5. Open the Stories editor to place multiple voice tracks on a timeline. Trim and split clips inline, arrange the order, and preview playback with the synchronized playhead. Export the finished composition as an audio file.

Voicebox Story Editor

6. When Voicebox is running, its API is available at http://localhost:8000.

Generate speech:

curl -X POST http://localhost:8000/generate \
  -H "Content-Type: application/json" \
  -d '{"text": "Hello world", "profile_id": "abc123", "language": "en"}'

List all voice profiles:

curl http://localhost:8000/profiles

Create a new profile:

curl -X POST http://localhost:8000/profiles \
  -H "Content-Type: application/json" \
  -d '{"name": "My Voice", "language": "en"}'

7. Run as a Remote Server (OPTIONAL). On any machine you want to use as a GPU server, launch Voicebox in server mode. Point your desktop client at that machine’s IP address on your local network. This lets you keep inference on a powerful workstation while controlling it from a laptop.

Pros

  • Data Privacy: Your voice data never leaves your computer.
  • Native Speed: Apple Silicon users get native Metal acceleration.
  • No Subscriptions: The software is free and open source.
  • Professional Editor: The multi-track timeline allows for complex audio mixing.

Cons

  • Early release (v0.1.12): The project is new and some planned features, like real-time synthesis, conversation mode, XTTS/Bark support, and voice effects, are not yet available.
  • No Linux support yet: Linux builds are blocked pending a GitHub Actions disk space fix. Linux users currently have to build from source.
  • Windows/Intel performance: The PyTorch backend on Windows and Intel Macs is significantly slower than the MLX path on Apple Silicon. A CUDA-capable GPU helps, but CPU-only inference is slow.
  • Single TTS model for now: Qwen3-TTS is the only supported model in v0.1.0. XTTS, Bark, and other models are on the roadmap but not yet available.

Related Resources

  • Voicebox GitHub Repository: Source code, issue tracker, releases, and contribution guidelines.
  • Qwen3-TTS (Alibaba): The underlying voice synthesis model powering Voicebox’s cloning capability.
  • MLX Framework (Apple): Apple’s machine learning framework that enables the Metal-accelerated backend on Apple Silicon.
  • Whisper (OpenAI): The transcription model integrated into Voicebox for in-app audio-to-text conversion.

FAQs

Q: Does Voicebox send my voice data to any external server?
A: No.
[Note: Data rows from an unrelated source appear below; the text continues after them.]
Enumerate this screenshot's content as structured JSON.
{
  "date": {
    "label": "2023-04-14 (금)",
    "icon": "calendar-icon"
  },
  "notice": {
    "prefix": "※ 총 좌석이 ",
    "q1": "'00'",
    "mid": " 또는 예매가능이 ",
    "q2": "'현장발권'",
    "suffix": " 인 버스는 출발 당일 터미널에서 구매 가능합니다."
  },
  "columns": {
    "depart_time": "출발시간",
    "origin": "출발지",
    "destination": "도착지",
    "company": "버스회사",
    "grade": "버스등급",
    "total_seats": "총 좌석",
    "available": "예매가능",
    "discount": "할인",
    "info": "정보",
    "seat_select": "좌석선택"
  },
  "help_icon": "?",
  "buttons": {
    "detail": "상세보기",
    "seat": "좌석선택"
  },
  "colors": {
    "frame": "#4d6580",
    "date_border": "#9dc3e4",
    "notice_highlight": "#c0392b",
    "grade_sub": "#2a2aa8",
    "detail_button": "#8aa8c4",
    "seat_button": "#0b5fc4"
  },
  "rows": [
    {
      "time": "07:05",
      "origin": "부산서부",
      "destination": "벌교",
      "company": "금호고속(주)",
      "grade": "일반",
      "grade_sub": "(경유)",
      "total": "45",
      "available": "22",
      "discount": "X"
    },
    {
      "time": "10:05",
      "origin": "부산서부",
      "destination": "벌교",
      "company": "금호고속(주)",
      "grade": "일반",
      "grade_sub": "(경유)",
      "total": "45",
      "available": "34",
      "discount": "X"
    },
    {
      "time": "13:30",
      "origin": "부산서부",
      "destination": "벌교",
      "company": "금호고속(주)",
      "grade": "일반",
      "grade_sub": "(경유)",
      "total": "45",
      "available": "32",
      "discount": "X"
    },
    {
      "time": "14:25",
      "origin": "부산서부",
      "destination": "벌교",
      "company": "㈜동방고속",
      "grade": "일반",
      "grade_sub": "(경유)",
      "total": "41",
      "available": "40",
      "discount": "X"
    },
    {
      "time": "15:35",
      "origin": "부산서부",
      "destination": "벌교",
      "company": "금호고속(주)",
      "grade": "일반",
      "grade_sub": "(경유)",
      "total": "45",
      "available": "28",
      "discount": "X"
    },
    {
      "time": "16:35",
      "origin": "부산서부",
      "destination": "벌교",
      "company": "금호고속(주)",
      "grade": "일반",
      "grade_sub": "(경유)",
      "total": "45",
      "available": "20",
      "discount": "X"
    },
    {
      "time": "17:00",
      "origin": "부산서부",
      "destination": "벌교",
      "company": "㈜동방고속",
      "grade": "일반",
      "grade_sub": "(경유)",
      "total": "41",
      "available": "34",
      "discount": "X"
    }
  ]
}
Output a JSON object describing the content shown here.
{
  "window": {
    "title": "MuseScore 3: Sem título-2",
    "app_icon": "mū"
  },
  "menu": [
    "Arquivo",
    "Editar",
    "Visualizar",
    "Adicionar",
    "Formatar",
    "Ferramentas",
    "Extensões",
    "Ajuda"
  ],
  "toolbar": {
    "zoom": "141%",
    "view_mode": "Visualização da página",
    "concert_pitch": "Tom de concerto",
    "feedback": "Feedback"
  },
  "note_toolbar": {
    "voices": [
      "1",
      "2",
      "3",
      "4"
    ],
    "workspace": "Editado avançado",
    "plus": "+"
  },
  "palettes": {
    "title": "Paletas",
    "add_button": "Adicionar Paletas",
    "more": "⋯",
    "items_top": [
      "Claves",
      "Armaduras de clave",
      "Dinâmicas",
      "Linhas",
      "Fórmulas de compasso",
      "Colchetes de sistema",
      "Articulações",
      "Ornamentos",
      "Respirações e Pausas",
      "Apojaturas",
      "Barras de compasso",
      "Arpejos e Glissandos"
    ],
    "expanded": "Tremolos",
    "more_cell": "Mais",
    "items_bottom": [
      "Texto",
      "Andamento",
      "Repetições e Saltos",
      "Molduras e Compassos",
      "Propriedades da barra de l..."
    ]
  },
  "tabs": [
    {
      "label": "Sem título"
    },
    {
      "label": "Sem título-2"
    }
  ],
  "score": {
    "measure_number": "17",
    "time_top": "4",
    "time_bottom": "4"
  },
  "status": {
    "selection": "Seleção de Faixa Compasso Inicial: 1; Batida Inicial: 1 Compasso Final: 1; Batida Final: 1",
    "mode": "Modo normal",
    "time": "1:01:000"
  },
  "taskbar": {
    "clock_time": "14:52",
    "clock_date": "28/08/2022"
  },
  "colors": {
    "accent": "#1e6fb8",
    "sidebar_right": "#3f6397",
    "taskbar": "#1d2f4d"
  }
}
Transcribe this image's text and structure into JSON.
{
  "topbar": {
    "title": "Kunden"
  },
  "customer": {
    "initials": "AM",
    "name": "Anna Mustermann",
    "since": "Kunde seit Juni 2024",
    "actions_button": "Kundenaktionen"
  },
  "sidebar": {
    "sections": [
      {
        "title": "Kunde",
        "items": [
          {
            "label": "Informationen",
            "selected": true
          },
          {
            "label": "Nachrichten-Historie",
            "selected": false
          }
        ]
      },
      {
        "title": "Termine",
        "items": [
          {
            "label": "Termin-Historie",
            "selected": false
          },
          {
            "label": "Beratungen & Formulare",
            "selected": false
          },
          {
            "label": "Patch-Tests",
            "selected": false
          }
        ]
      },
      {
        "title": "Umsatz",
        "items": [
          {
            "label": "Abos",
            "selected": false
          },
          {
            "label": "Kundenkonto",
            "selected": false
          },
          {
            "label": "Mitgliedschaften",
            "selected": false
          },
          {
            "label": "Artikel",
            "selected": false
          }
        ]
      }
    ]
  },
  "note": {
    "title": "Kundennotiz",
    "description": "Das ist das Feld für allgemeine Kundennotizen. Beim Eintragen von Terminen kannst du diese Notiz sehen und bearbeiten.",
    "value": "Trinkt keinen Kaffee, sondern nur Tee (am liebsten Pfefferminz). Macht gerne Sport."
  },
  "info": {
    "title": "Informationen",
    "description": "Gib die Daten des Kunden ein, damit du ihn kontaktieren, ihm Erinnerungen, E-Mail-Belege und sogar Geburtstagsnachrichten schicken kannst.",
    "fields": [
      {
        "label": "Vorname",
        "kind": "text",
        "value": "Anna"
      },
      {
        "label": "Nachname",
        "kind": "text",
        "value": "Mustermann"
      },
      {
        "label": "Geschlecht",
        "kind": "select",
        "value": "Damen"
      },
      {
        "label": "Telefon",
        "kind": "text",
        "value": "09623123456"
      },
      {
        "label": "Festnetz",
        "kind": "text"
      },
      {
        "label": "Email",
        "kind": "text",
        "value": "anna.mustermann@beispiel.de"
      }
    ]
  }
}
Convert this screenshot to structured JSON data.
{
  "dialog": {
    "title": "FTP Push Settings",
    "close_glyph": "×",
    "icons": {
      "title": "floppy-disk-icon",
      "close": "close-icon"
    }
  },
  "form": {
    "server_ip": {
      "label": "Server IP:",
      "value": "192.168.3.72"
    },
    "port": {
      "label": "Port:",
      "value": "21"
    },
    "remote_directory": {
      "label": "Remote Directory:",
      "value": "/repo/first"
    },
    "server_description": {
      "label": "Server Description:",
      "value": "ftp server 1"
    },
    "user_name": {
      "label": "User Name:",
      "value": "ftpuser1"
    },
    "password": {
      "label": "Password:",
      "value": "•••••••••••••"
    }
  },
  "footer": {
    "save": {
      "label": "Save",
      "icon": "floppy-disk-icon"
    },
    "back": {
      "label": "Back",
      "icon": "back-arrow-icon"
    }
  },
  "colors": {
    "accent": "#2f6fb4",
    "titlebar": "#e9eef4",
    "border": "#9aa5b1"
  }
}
Voicebox runs the model and all processing locally on your machine. After the one-time model download, no network connection is required for generation. Your audio files and voice profiles stay on your hardware.

Q: What languages does Voicebox support?
A: The current Qwen3-TTS model supports English and Chinese. The team lists additional languages as part of the roadmap.

Q: How does Voicebox perform on a Windows PC without a dedicated GPU?
A: CPU-only inference on Windows uses the PyTorch backend and is noticeably slow. A CUDA-capable NVIDIA GPU is recommended for reasonable generation speed on Windows. Apple Silicon Macs with the MLX backend are considerably faster.